Memory Management
Garbage Collector
I noticed this issue when Chris Lattner pointed during a [debate]. In short, Julia uses the mark-and-sweep Garbage Collector. It may cause memory not being released in time. This is especially problematic for GPU since its memory is much smaller than CPU memory. The good news is there is some [workaround], but it would be better if Julia has some deterministic memory management. There is an [ongoing discussion about this].
Heap or Stack
As a high level language, Julia also does not allow the programmer to explicitly control whether the memory should be allocated on stack or heap. Instead, it is up to the complier to optimize for you.
Speed
I guess most people come to Julia for speed. However, to get the optimal speed, it is not that straightforward.
Avoid allocation
One problem is to avoid heap allocation. As I mentioned in the previous section. Heap or stack allocation cannot be controlled explicitly. Then it is kind like play a guessing game with the compiler to avoid allocation. The good news is, there are some [rule of thumbs].
Type Stable
Another problem is type inference. Julia is a dynamic typing language; however, to get the best speed, you are encouraged to have type stability. My understanding of this is as following: You can you Julia just a dynamic type language (such as Python), and have all the easy-of-mind and fast-prototyping. However, when you need it to be as fast as possible, you can use Julia as if it is a static type language, take care of the type stability (kind of like the generic type in a static type language like C++). However, the only con I see is that unlike a static type language that does type check at compile time and yell at you when it fails at type check.
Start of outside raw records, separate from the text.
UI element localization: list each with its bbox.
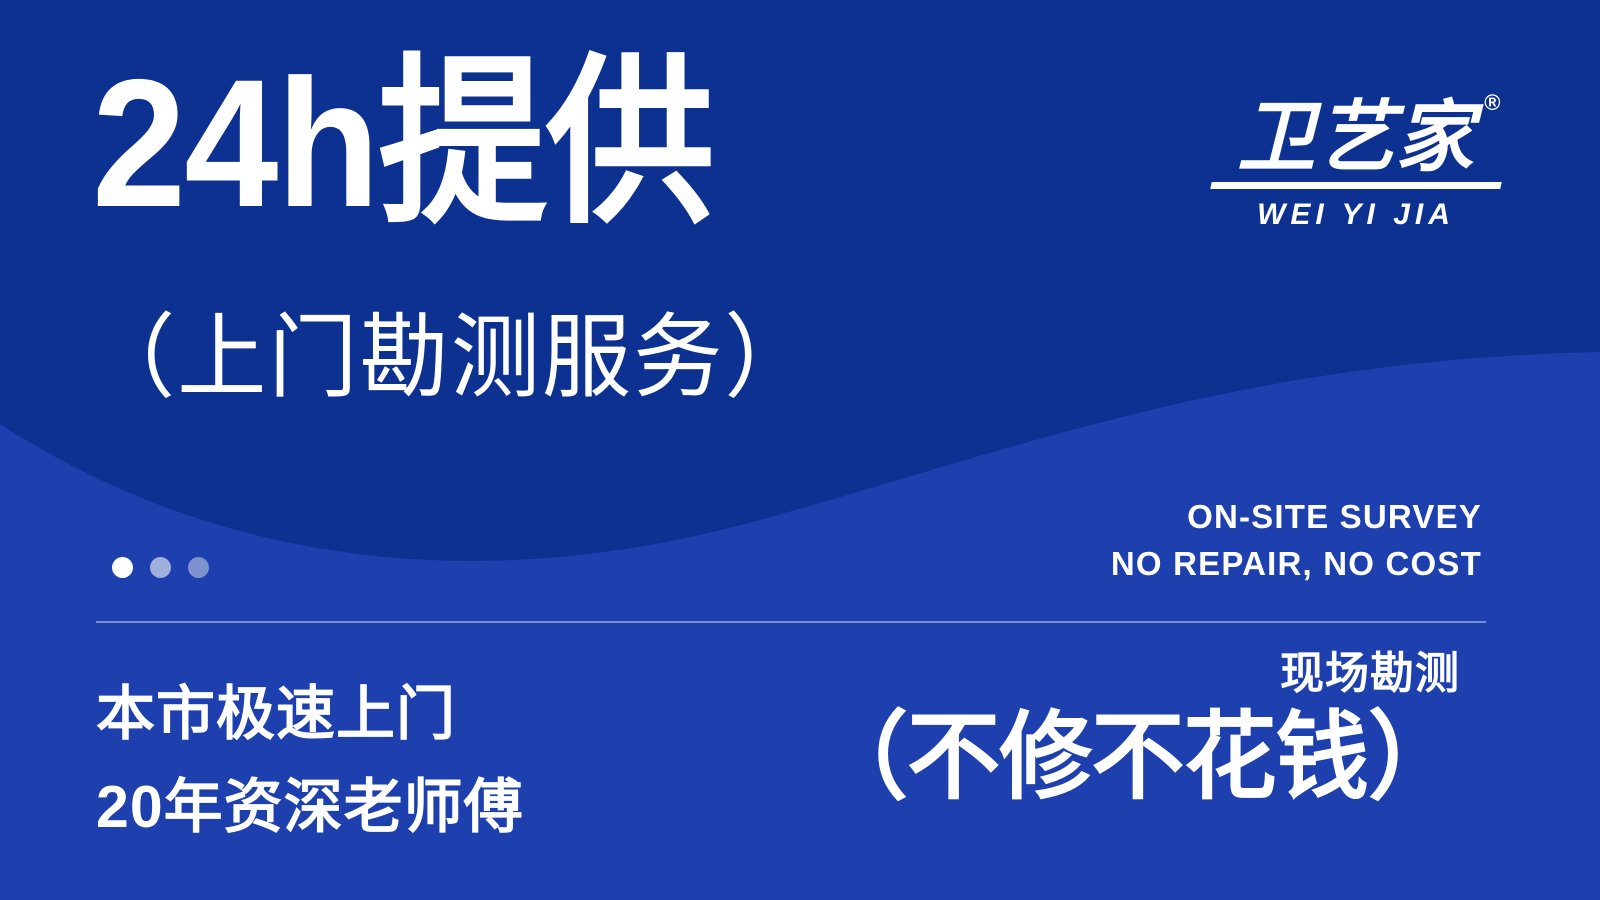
registered-trademark-icon: ® xyxy=(1484,92,1500,114)
promo-banner: 24h提供 （上门勘测服务） 卫艺家 ® WEI YI JIA ON-SITE … xyxy=(0,0,1600,900)
logo-brand-cn: 卫艺家 xyxy=(1237,98,1474,176)
claim-line-2: NO REPAIR, NO COST xyxy=(1111,541,1482,588)
bottom-right-big: （不修不花钱） xyxy=(815,710,1460,806)
brand-logo[interactable]: 卫艺家 ® WEI YI JIA xyxy=(1196,98,1516,232)
dot-1-icon xyxy=(112,557,133,578)
dot-2-icon xyxy=(150,557,171,578)
headline-sub: （上门勘测服务） xyxy=(86,312,815,404)
headline-main: 24h提供 xyxy=(92,52,713,234)
bottom-left-line-1: 本市极速上门 xyxy=(96,668,524,761)
logo-underline-rule xyxy=(1210,182,1501,189)
decorative-dots xyxy=(112,557,209,578)
dot-3-icon xyxy=(188,557,209,578)
english-claim: ON-SITE SURVEY NO REPAIR, NO COST xyxy=(1111,494,1482,588)
logo-wordmark-row: 卫艺家 ® xyxy=(1237,98,1474,176)
claim-line-1: ON-SITE SURVEY xyxy=(1111,494,1482,541)
bottom-left-line-2: 20年资深老师傅 xyxy=(96,761,524,854)
bottom-left-copy: 本市极速上门 20年资深老师傅 xyxy=(96,668,524,854)
bottom-right-copy: 现场勘测 （不修不花钱） xyxy=(795,652,1460,806)
horizontal-divider xyxy=(96,621,1486,623)
logo-brand-en: WEI YI JIA xyxy=(1196,198,1516,232)
bottom-right-small: 现场勘测 xyxy=(795,652,1460,696)
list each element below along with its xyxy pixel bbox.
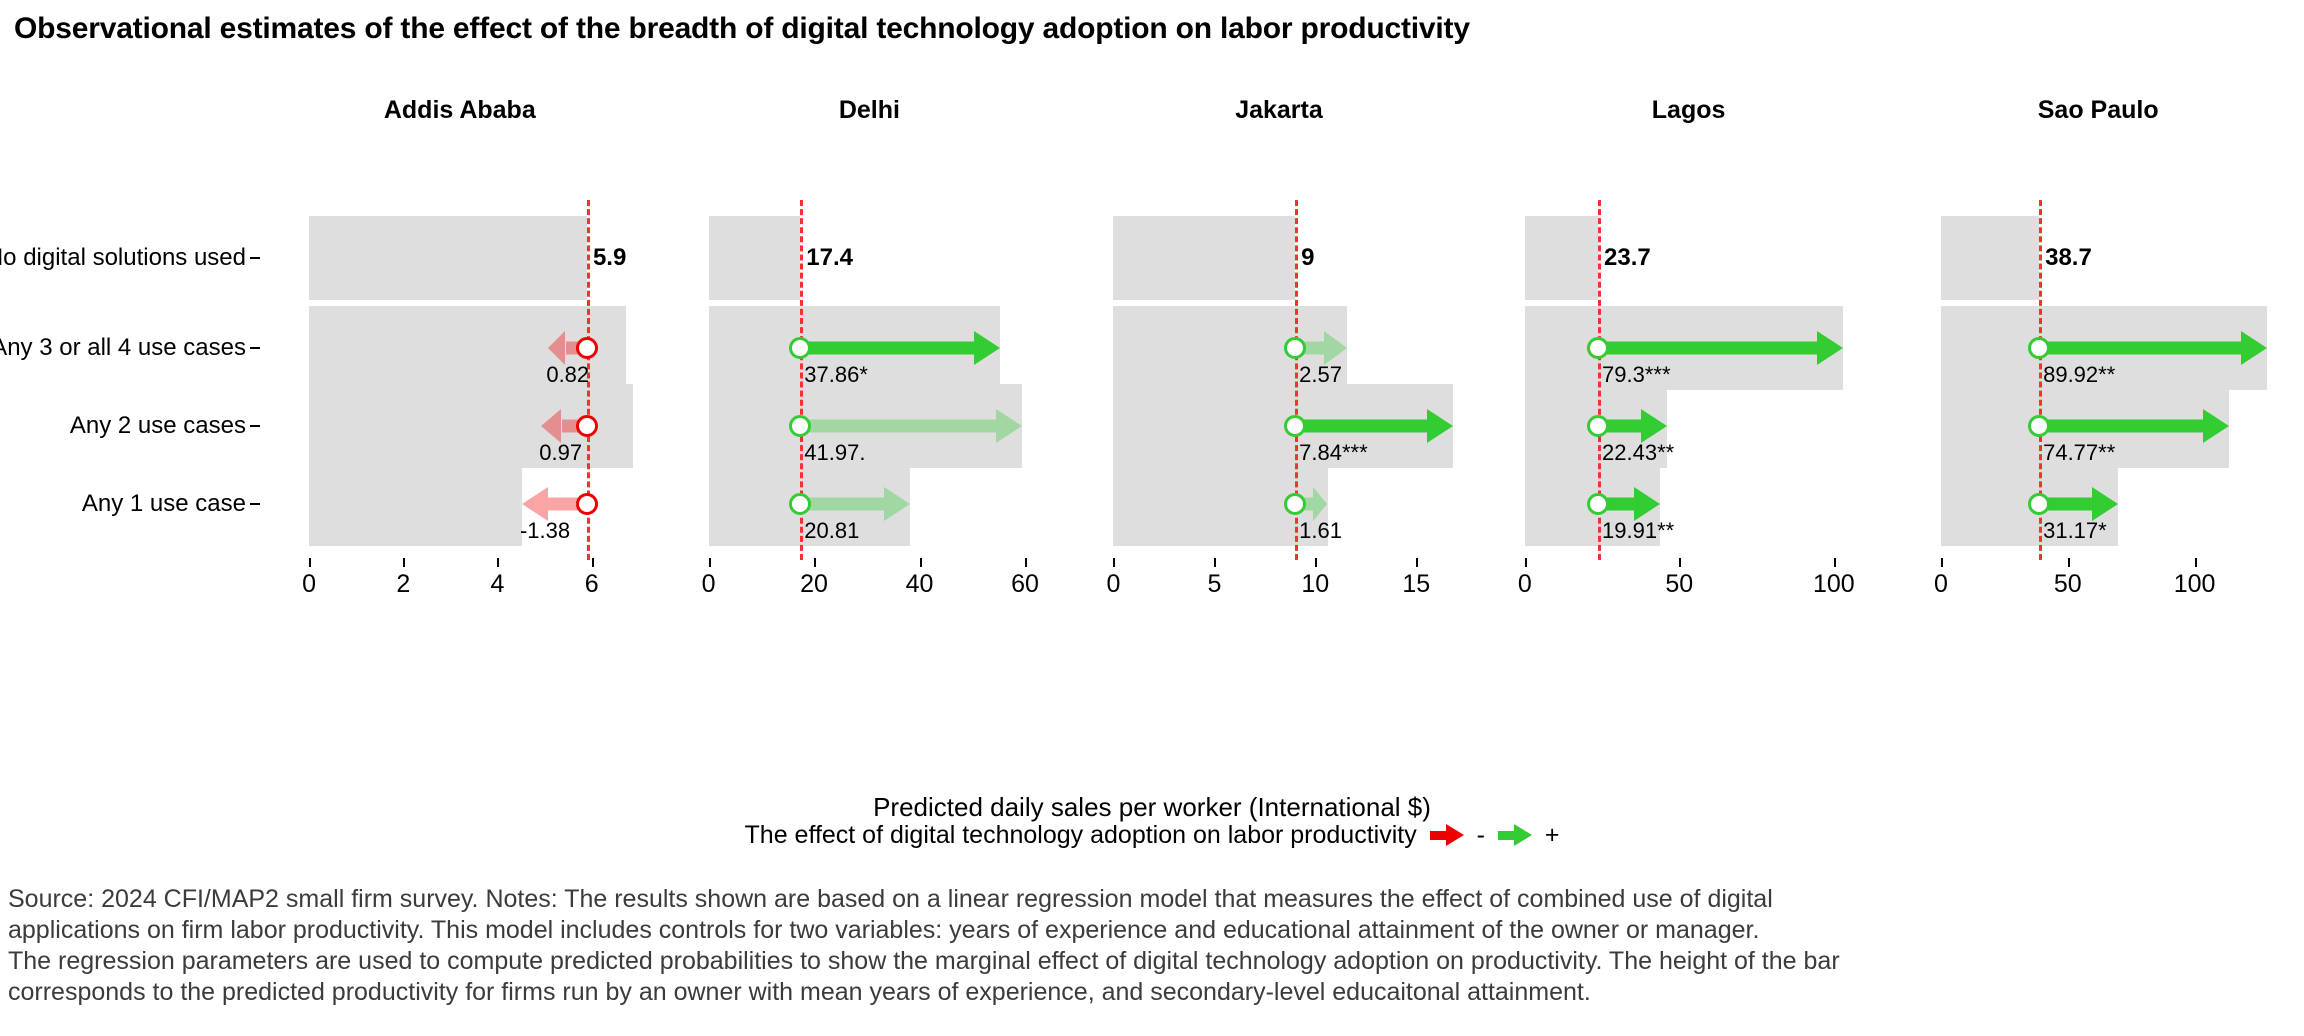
- facet-panel-addis-ababa: Addis Ababa5.90.820.97-1.380246: [262, 88, 658, 788]
- row-axis-tick: [250, 503, 260, 505]
- panel-title: Delhi: [672, 96, 1068, 125]
- x-axis-tick-label: 6: [585, 570, 599, 599]
- row-axis-tick: [250, 347, 260, 349]
- arrow-head: [1313, 487, 1327, 521]
- effect-arrow-positive: [800, 409, 1021, 443]
- bar-1: [1113, 216, 1295, 300]
- x-axis-tick: [1941, 558, 1943, 567]
- x-axis-tick: [309, 558, 311, 567]
- bar-4: [309, 462, 522, 546]
- x-axis-tick: [814, 558, 816, 567]
- bar-1: [709, 216, 801, 300]
- x-axis-tick: [1525, 558, 1527, 567]
- effect-arrow-positive: [800, 331, 1000, 365]
- x-axis-tick: [1113, 558, 1115, 567]
- arrow-shaft: [800, 420, 995, 433]
- baseline-point-marker: [789, 415, 811, 437]
- x-axis-tick: [2068, 558, 2070, 567]
- arrow-head: [2203, 409, 2229, 443]
- legend-positive-label: +: [1545, 821, 1560, 850]
- effect-value-label: 2.57: [1299, 362, 1342, 388]
- x-axis-tick-label: 0: [1107, 570, 1121, 599]
- x-axis-tick-label: 5: [1207, 570, 1221, 599]
- effect-value-label: 41.97.: [804, 440, 865, 466]
- effect-value-label: 0.97: [539, 440, 582, 466]
- baseline-point-marker: [789, 337, 811, 359]
- arrow-head: [996, 409, 1022, 443]
- baseline-point-marker: [2028, 493, 2050, 515]
- baseline-value-label: 5.9: [589, 244, 626, 272]
- effect-value-label: 89.92**: [2043, 362, 2115, 388]
- x-axis-tick-label: 50: [1665, 570, 1693, 599]
- arrow-shaft: [1295, 420, 1427, 433]
- x-axis-tick-label: 0: [702, 570, 716, 599]
- legend-negative-label: -: [1477, 821, 1485, 850]
- baseline-point-marker: [1284, 493, 1306, 515]
- baseline-point-marker: [789, 493, 811, 515]
- effect-value-label: 79.3***: [1602, 362, 1671, 388]
- arrow-head: [1427, 409, 1453, 443]
- effect-value-label: 31.17*: [2043, 518, 2107, 544]
- row-label-1: No digital solutions used: [0, 244, 246, 272]
- x-axis-tick: [592, 558, 594, 567]
- x-axis-tick: [1679, 558, 1681, 567]
- arrow-head: [974, 331, 1000, 365]
- baseline-point-marker: [2028, 337, 2050, 359]
- source-notes: Source: 2024 CFI/MAP2 small firm survey.…: [8, 884, 2304, 1008]
- effect-value-label: 74.77**: [2043, 440, 2115, 466]
- row-label-3: Any 2 use cases: [70, 412, 246, 440]
- effect-arrow-positive: [2039, 409, 2229, 443]
- effect-arrow-positive: [1295, 409, 1453, 443]
- row-label-2: Any 3 or all 4 use cases: [0, 334, 246, 362]
- arrow-shaft: [2039, 342, 2241, 355]
- baseline-value-label: 23.7: [1600, 244, 1651, 272]
- x-axis-tick: [1315, 558, 1317, 567]
- arrow-shaft: [800, 498, 884, 511]
- baseline-point-marker: [576, 337, 598, 359]
- arrow-head: [541, 409, 561, 443]
- arrow-shaft: [2039, 420, 2203, 433]
- arrow-head: [1324, 331, 1347, 365]
- x-axis-tick-label: 0: [1518, 570, 1532, 599]
- baseline-value-label: 38.7: [2041, 244, 2092, 272]
- baseline-value-label: 17.4: [802, 244, 853, 272]
- baseline-value-label: 9: [1297, 244, 1314, 272]
- panel-title: Addis Ababa: [262, 96, 658, 125]
- x-axis-tick: [2195, 558, 2197, 567]
- x-axis-tick-label: 60: [1011, 570, 1039, 599]
- effect-value-label: -1.38: [520, 518, 570, 544]
- x-axis-tick-label: 4: [491, 570, 505, 599]
- legend-negative-arrow-icon: [1430, 822, 1464, 848]
- x-axis-tick: [1214, 558, 1216, 567]
- arrow-head: [548, 331, 565, 365]
- x-axis-tick: [1025, 558, 1027, 567]
- arrow-head: [2241, 331, 2267, 365]
- row-axis-tick: [250, 425, 260, 427]
- facet-plot-area: No digital solutions usedAny 3 or all 4 …: [0, 88, 2304, 788]
- x-axis-tick: [1834, 558, 1836, 567]
- page-title: Observational estimates of the effect of…: [14, 12, 2294, 46]
- baseline-point-marker: [576, 415, 598, 437]
- baseline-point-marker: [576, 493, 598, 515]
- row-label-4: Any 1 use case: [82, 490, 246, 518]
- effect-arrow-positive: [2039, 487, 2118, 521]
- arrow-head: [884, 487, 910, 521]
- note-line-4: corresponds to the predicted productivit…: [8, 977, 2304, 1008]
- x-axis-title: Predicted daily sales per worker (Intern…: [0, 792, 2304, 823]
- x-axis-tick: [920, 558, 922, 567]
- baseline-point-marker: [2028, 415, 2050, 437]
- x-axis-tick-label: 0: [1934, 570, 1948, 599]
- facet-panel-jakarta: Jakarta92.577.84***1.61051015: [1081, 88, 1477, 788]
- effect-value-label: 37.86*: [804, 362, 868, 388]
- x-axis-tick-label: 100: [2174, 570, 2216, 599]
- x-axis-tick-label: 40: [906, 570, 934, 599]
- x-axis-tick-label: 15: [1402, 570, 1430, 599]
- baseline-point-marker: [1284, 415, 1306, 437]
- legend-positive-arrow-icon: [1498, 822, 1532, 848]
- baseline-point-marker: [1284, 337, 1306, 359]
- arrow-shaft: [1598, 342, 1817, 355]
- x-axis-tick-label: 20: [800, 570, 828, 599]
- facet-panel-sao-paulo: Sao Paulo38.789.92**74.77**31.17*050100: [1900, 88, 2296, 788]
- arrow-head: [1817, 331, 1843, 365]
- effect-value-label: 7.84***: [1299, 440, 1368, 466]
- x-axis-tick: [497, 558, 499, 567]
- x-axis-tick-label: 0: [302, 570, 316, 599]
- x-axis-tick-label: 2: [396, 570, 410, 599]
- baseline-point-marker: [1587, 493, 1609, 515]
- arrow-shaft: [800, 342, 974, 355]
- effect-value-label: 0.82: [546, 362, 589, 388]
- arrow-head: [1634, 487, 1660, 521]
- x-axis-tick-label: 50: [2054, 570, 2082, 599]
- arrow-head: [522, 487, 548, 521]
- panel-title: Jakarta: [1081, 96, 1477, 125]
- effect-arrow-positive: [800, 487, 910, 521]
- x-axis-tick: [1416, 558, 1418, 567]
- arrow-head: [1641, 409, 1667, 443]
- row-axis-tick: [250, 257, 260, 259]
- effect-value-label: 20.81: [804, 518, 859, 544]
- arrow-head: [2092, 487, 2118, 521]
- note-line-1: Source: 2024 CFI/MAP2 small firm survey.…: [8, 884, 2304, 915]
- effect-arrow-positive: [2039, 331, 2267, 365]
- facet-panel-lagos: Lagos23.779.3***22.43**19.91**050100: [1491, 88, 1887, 788]
- panel-title: Lagos: [1491, 96, 1887, 125]
- effect-value-label: 19.91**: [1602, 518, 1674, 544]
- baseline-point-marker: [1587, 337, 1609, 359]
- x-axis-tick-label: 100: [1813, 570, 1855, 599]
- facet-panel-delhi: Delhi17.437.86*41.97.20.810204060: [672, 88, 1068, 788]
- effect-value-label: 22.43**: [1602, 440, 1674, 466]
- baseline-point-marker: [1587, 415, 1609, 437]
- legend-title: The effect of digital technology adoptio…: [745, 821, 1417, 850]
- x-axis-tick: [403, 558, 405, 567]
- note-line-3: The regression parameters are used to co…: [8, 946, 2304, 977]
- x-axis-tick: [709, 558, 711, 567]
- effect-arrow-positive: [1598, 331, 1843, 365]
- bar-1: [309, 216, 587, 300]
- note-line-2: applications on firm labor productivity.…: [8, 915, 2304, 946]
- x-axis-tick-label: 10: [1301, 570, 1329, 599]
- bar-1: [1941, 216, 2039, 300]
- panel-title: Sao Paulo: [1900, 96, 2296, 125]
- bar-1: [1525, 216, 1598, 300]
- effect-value-label: 1.61: [1299, 518, 1342, 544]
- chart-legend: The effect of digital technology adoptio…: [0, 820, 2304, 850]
You need to call a few macros yourself to check whether it is type stable.
Type Annotation
Note that type annotation does not help if the compiler can figure out a stable type. In that case, annotating it to a narrower type only makes your function less reusable.
Multiple Dispatch
For a dynamic type language, this is very rare to see. For example, Python does not have this feature at all. For a static type language (C++ for example), this is very common to see if the type is known at compile time. Julia and C++ can both do heavy optimization. When it is not known at compile time. C++ can do dynamic single dispatch with virtual table. C++ can also do runtime double dispatch with a design pattern. And I donāt hear people mention runtime mutiple (>2) dispatch in C++, but I think it is possible by implementing some kind of virtual table yourself. For this runtime/dynamic multiple dispatch case, I think Julia does a lookup at runtimes. So it is kind of similar to the vtable idea, but the implementation of the lookup is different.
Ahead of Time (AOT) Compilation vs. Just In Time (JIT) Compilation vs. Interpreter
Usually, static type languages are AOT compiled while dynamic language runs on an interpreter, and sometimes with a JIT compiler. Because you need to know the type to deeply optimize the code, static type languages can directly be optimized AOT, while dynamic typing languages can only to optimized at runtime when the type is known with a JIT. Julia is somewhere in between. It is [just ahead of time (JAOT)] compiled. Julia does type inference as early as it can. But for a dynamic type language, inevitably, the type cannot be inferred before runtime. The pro is that you have a deeply optimized dynamic typing language. The con is this JAOT takes a long time, and this is the well known time to first plot issue. This issue is not a big deal if you use Julia for deep learning. However, dynamic typing is something built in the design of the language, while you enjoy the ease of use, you also have to bear with the awkwardness it brings: 1) long JAOT compilation time; 2) hard to build into libraries and executables. Luckily, both of these two are being actively worked on ([PackageCompiler.jl], [StaticCompiler.jl]) but very difficult IMO.
P.S. I can only pose two links because I am a new user. My full blog is here. It is something I wrote a year ago, and I realize some of it is wrong so I updated it and want to verify my current understanding is right.